En ese sentido, reconoció el compromiso de quienes participaron en el diplomado y agradeció el tiempo, el esfuerzo y los sacrificios que realizaron para integrarse a esta generación dedicada a fortalecer el patrimonio cultural del estado.

La presidenta del Conservatorio de la Cultura Gastronómica de Querétaro, Cathia Huerta Arellano, explicó que el programa reunió 80 horas de formación e intercambio desde el pasado 10 de febrero. Afirmó que el proceso permitió construir un diálogo alrededor de la cocina tradicional queretana y de los conocimientos que la sostienen.
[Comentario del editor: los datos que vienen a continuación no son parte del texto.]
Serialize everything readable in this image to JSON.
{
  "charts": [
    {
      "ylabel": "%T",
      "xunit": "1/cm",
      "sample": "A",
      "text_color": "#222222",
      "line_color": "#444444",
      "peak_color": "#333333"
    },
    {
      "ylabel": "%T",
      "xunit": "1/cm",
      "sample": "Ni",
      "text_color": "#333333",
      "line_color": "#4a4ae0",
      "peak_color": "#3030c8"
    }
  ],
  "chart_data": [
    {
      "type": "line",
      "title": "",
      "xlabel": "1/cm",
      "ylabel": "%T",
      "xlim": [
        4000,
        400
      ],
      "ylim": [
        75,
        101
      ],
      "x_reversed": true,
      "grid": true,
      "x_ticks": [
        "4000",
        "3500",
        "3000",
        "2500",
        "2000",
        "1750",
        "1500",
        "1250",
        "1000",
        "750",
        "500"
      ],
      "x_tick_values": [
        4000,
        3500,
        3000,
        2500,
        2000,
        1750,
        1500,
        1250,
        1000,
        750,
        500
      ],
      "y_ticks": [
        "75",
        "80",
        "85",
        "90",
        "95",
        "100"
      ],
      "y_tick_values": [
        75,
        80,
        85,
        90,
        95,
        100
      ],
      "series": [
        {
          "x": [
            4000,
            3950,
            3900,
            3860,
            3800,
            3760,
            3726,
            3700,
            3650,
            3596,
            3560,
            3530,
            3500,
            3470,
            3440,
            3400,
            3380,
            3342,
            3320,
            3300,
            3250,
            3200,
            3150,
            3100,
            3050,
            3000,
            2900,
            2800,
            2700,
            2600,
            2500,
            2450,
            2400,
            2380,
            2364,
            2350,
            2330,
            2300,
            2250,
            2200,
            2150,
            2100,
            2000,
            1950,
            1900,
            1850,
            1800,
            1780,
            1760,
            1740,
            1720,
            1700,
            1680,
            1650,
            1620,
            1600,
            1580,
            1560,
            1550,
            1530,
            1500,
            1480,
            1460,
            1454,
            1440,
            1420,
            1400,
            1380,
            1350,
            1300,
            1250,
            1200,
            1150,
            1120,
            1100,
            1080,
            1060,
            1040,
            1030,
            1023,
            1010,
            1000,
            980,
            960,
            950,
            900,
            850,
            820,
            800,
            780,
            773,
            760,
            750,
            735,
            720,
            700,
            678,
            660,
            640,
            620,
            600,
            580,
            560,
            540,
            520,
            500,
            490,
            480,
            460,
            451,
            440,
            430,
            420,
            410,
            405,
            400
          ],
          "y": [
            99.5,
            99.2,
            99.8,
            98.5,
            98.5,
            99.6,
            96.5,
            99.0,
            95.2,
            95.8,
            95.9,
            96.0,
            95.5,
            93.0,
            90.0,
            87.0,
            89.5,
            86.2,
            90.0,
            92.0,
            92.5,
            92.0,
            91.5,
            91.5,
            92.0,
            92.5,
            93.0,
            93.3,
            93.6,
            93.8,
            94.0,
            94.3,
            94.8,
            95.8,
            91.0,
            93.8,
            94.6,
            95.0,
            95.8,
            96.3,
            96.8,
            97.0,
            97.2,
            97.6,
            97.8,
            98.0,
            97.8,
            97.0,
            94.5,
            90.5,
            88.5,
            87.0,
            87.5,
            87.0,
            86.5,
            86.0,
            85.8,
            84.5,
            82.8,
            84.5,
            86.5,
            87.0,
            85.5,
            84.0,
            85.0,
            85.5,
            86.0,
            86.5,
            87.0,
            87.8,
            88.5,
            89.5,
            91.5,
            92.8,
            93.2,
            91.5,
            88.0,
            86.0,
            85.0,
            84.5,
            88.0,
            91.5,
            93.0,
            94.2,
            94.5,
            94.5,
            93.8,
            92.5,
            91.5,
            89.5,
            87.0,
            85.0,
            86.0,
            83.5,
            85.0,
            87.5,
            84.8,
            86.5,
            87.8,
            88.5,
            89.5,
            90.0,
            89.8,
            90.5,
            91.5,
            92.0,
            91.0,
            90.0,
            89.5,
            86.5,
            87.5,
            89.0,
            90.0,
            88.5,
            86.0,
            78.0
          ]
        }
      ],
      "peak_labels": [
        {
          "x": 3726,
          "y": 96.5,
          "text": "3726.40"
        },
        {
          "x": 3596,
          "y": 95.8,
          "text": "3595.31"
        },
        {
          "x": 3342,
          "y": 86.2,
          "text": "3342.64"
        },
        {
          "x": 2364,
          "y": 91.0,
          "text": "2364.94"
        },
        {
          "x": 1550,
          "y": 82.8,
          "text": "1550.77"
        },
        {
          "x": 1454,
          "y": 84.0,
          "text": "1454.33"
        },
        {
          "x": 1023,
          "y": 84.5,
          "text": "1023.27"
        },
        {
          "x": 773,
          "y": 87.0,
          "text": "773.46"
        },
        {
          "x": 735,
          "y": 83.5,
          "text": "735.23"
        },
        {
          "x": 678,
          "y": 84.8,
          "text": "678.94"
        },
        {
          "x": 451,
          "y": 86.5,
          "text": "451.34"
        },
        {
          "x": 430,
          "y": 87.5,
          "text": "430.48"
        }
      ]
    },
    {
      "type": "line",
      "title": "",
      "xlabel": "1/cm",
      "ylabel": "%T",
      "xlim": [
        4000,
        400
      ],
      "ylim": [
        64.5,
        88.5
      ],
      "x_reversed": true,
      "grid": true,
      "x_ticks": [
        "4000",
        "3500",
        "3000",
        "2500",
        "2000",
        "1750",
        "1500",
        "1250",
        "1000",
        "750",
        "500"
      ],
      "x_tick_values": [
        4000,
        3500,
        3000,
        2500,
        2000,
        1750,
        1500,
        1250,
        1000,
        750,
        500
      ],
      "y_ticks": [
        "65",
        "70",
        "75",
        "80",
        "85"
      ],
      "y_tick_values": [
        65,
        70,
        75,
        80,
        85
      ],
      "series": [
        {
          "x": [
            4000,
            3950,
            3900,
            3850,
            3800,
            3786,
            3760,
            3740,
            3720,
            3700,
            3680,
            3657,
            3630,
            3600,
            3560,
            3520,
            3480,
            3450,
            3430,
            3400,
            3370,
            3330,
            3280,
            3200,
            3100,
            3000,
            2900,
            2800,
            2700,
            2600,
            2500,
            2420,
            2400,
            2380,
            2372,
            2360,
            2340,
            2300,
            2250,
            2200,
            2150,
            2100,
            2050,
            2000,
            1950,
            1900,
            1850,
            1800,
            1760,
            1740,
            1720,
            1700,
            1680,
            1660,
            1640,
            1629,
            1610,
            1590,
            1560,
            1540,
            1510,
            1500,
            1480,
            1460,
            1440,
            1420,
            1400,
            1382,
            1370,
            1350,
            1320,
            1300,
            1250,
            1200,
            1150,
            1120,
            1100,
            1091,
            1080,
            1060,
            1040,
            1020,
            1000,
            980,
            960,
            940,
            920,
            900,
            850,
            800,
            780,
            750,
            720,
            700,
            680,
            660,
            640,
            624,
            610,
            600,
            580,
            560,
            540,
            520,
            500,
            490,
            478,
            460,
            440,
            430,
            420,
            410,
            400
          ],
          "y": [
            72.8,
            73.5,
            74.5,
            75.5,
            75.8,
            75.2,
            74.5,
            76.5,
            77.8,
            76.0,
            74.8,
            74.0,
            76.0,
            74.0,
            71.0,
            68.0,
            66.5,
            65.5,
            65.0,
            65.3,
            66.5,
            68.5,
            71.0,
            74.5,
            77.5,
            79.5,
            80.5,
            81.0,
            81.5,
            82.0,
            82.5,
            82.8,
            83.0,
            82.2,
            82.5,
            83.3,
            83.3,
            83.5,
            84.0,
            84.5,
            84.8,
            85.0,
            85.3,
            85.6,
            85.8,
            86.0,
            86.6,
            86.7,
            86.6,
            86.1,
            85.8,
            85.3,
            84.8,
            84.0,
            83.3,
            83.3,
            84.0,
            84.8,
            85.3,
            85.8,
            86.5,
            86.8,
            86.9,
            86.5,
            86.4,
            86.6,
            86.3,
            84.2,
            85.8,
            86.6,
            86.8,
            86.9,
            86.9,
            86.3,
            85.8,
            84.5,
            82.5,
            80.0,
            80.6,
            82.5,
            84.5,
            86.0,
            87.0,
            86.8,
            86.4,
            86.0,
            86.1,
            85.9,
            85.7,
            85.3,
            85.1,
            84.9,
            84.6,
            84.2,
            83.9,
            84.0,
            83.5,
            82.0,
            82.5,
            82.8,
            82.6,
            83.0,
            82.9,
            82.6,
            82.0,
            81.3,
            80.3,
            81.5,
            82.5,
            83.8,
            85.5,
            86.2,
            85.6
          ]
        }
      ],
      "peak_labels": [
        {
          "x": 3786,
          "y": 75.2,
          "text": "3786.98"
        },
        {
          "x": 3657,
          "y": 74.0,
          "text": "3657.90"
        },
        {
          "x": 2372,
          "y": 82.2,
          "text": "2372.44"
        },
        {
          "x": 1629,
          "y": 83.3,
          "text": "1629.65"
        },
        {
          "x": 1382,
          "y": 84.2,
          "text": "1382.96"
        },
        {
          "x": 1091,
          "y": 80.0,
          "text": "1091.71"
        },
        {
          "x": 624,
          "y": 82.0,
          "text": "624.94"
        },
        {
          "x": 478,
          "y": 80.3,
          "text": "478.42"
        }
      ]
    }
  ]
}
Señaló también que la gastronomía del estado representa una manifestación de identidad que trasciende la preparación de alimentos, al reunir prácticas, costumbres y saberes transmitidos de generación en generación.

En ese recorrido académico ocuparon un lugar central las mujeres portadoras de la tradición culinaria en comunidades indígenas y rurales, cuyos conocimientos fueron compartidos con respeto durante el diplomado.

Con la entrega de certificados concluyó una etapa de formación, pero también continuó una tarea más amplia: preservar una herencia cultural que encuentra en la cocina una de sus expresiones más vivas.